Using BigQuery PERCENTILE_CONT to Find My Best Value Albums

November 16, 2022

results from the BigQuery

I have been a Spotify subscriber for over 10 years. I use their API and data from Last.fm to keep a record of all my play history. I store the data in BigQuery.

Recently, I have been unhappy with Spotify's service for a number of reasons. I have also been unimpressed with the streaming alternatives for my use cases - which are admittedly very niche.

For the first time since I was at school, I found myself wanting to buy some music again. The only problem was that I didn't know what the best buys would be. I listen to playlists and tracks in random orders and amounts, so I have a poor idea of about what my favorite albums are.

I wanted to find albums which I have listened to a lot, but also where I'd listened to all the tracks a good amount. Luckily I have a BigQuery table with 10 years of play data in it.

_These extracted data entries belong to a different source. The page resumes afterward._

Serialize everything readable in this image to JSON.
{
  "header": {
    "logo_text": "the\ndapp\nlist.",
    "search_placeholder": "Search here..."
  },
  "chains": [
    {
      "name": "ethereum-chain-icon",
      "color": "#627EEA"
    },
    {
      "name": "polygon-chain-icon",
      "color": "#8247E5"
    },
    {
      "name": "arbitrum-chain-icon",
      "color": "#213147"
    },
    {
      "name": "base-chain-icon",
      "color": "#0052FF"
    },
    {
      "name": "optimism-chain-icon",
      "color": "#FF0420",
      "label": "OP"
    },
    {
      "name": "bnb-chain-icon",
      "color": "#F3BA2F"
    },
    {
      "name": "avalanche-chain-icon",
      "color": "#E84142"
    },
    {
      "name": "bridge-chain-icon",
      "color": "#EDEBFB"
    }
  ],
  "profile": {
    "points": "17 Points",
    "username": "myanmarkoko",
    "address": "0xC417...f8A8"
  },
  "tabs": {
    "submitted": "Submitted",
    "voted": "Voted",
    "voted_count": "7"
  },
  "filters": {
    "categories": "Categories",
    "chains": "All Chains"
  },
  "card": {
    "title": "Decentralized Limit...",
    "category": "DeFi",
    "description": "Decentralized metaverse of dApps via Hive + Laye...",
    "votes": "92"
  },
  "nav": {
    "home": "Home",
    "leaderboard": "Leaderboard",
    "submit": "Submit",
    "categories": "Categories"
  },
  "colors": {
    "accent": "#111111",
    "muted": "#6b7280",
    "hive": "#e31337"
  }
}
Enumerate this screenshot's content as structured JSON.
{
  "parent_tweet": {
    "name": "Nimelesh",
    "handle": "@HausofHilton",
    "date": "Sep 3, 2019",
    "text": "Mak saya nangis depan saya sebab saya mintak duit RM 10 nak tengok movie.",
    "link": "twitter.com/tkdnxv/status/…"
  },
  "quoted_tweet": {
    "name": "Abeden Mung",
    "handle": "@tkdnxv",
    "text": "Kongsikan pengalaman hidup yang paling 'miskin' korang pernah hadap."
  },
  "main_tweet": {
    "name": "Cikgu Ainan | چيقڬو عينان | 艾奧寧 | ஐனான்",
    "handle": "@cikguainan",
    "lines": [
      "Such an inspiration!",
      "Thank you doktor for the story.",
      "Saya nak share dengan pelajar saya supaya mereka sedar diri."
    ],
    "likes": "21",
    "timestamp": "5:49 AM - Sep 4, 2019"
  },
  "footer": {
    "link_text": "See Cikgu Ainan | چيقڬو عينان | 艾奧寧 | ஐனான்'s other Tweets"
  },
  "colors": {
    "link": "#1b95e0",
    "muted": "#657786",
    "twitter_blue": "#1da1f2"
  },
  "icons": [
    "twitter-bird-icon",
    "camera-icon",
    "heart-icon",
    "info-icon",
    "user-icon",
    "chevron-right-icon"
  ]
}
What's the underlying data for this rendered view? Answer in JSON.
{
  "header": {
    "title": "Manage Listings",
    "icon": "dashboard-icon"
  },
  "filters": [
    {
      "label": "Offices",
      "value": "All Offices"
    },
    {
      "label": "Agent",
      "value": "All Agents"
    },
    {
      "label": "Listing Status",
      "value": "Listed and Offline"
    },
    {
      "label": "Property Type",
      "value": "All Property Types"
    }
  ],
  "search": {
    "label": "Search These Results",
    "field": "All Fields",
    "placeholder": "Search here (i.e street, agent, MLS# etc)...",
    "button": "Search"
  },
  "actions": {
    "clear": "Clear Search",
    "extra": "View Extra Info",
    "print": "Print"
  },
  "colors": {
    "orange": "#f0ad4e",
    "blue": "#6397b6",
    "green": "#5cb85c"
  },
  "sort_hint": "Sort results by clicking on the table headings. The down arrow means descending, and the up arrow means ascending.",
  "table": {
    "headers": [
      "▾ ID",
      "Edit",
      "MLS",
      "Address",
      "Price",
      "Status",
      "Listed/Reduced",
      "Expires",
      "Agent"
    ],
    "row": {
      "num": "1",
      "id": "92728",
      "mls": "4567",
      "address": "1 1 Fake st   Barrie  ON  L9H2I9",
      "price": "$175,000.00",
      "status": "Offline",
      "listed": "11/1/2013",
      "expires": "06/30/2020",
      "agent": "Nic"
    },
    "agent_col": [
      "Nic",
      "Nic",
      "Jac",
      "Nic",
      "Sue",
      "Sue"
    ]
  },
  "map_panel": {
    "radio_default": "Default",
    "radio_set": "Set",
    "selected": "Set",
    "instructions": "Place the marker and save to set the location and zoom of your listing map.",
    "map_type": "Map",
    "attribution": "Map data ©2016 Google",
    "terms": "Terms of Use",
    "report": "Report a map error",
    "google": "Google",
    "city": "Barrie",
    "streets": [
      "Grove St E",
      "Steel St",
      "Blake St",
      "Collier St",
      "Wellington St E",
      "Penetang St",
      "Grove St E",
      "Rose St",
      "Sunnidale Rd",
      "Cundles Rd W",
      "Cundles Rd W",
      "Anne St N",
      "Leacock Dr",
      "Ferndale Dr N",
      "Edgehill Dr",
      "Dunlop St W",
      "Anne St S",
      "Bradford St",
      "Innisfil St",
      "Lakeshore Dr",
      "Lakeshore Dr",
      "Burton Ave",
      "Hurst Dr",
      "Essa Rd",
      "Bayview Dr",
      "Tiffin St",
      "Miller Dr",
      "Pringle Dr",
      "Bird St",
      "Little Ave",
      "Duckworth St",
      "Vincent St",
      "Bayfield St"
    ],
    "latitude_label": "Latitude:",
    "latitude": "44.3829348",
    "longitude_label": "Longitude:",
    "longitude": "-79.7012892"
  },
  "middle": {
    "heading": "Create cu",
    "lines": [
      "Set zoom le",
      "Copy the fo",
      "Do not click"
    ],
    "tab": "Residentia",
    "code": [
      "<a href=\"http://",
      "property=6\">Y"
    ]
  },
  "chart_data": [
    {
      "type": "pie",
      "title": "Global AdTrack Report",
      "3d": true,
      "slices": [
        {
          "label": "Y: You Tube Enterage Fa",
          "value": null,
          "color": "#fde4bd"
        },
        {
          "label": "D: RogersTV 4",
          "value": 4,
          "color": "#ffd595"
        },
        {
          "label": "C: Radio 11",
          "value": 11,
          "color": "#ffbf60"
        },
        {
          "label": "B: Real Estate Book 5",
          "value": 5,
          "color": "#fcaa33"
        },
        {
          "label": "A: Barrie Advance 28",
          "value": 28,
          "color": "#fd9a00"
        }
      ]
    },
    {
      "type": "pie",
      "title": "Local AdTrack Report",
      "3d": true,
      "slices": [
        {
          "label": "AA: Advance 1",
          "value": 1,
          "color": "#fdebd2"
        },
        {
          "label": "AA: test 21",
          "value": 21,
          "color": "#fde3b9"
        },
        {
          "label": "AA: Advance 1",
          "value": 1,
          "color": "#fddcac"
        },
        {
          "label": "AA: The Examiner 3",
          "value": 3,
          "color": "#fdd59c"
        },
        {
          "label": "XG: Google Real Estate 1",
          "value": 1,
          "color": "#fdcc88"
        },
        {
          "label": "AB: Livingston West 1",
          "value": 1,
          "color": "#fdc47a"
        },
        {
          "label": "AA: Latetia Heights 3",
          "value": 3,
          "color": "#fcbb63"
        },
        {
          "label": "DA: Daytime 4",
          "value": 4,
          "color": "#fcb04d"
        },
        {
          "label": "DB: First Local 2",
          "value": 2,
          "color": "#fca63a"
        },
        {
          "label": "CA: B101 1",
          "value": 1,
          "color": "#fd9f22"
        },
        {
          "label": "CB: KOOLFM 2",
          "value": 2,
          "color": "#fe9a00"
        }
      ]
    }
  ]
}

After some fiddling, I came up with the following query:

WITH
    distinct_tracks AS (
        SELECT
            DISTINCT track,
                     album,
                     artist
        FROM
            `charlieegan3-music-001.music.enriched`
        WHERE
            album != ""),
    candidate_albums AS (
        SELECT
            album,
            artist
        FROM
            distinct_tracks
        GROUP BY
            album,
            artist
        HAVING
            COUNT(track) > 3),
    play_counts AS (
        SELECT
            COUNT(created_at) AS count,
            track,
            plays.artist AS artist,
            plays.album AS album
        FROM
            `charlieegan3-music-001.music.enriched` AS plays
            JOIN
            candidate_albums
        ON
            candidate_albums.album = plays.album
            AND candidate_albums.artist = plays.artist
        GROUP BY
            track,
            plays.artist,
            plays.album
        ORDER BY
            count DESC),
    summary_data AS (
        SELECT
            PERCENTILE_CONT(count, 0.5) OVER(PARTITION BY album, artist) AS median,
            MAX(count) OVER (PARTITION BY album, artist) AS max,
            MIN(count) OVER (PARTITION BY album, artist) AS min,
            SUM(count) OVER (PARTITION BY album, artist) AS total_plays,
            count,
            track,
            artist,
            album
        FROM
            play_counts )
SELECT
    album,
    artist,
    median AS median_plays,
    track AS top_track,
    count AS top_track_plays,
    min AS bottom_track_plays,
    total_plays AS album_total_plays
FROM
    summary_data
WHERE
    count = max
  AND min > 3
ORDER BY
    median DESC

Since I have no record of the actual total tracks for an album, I use candidate_albums to select albums where more than three tracks have been played. I also require that the least played track has been played more than three times.

This does a good job of filtering out albums where I have only listened to a single track many hundreds of times. I'm happy with the list, and will probably buy a few of these to play in Doppler.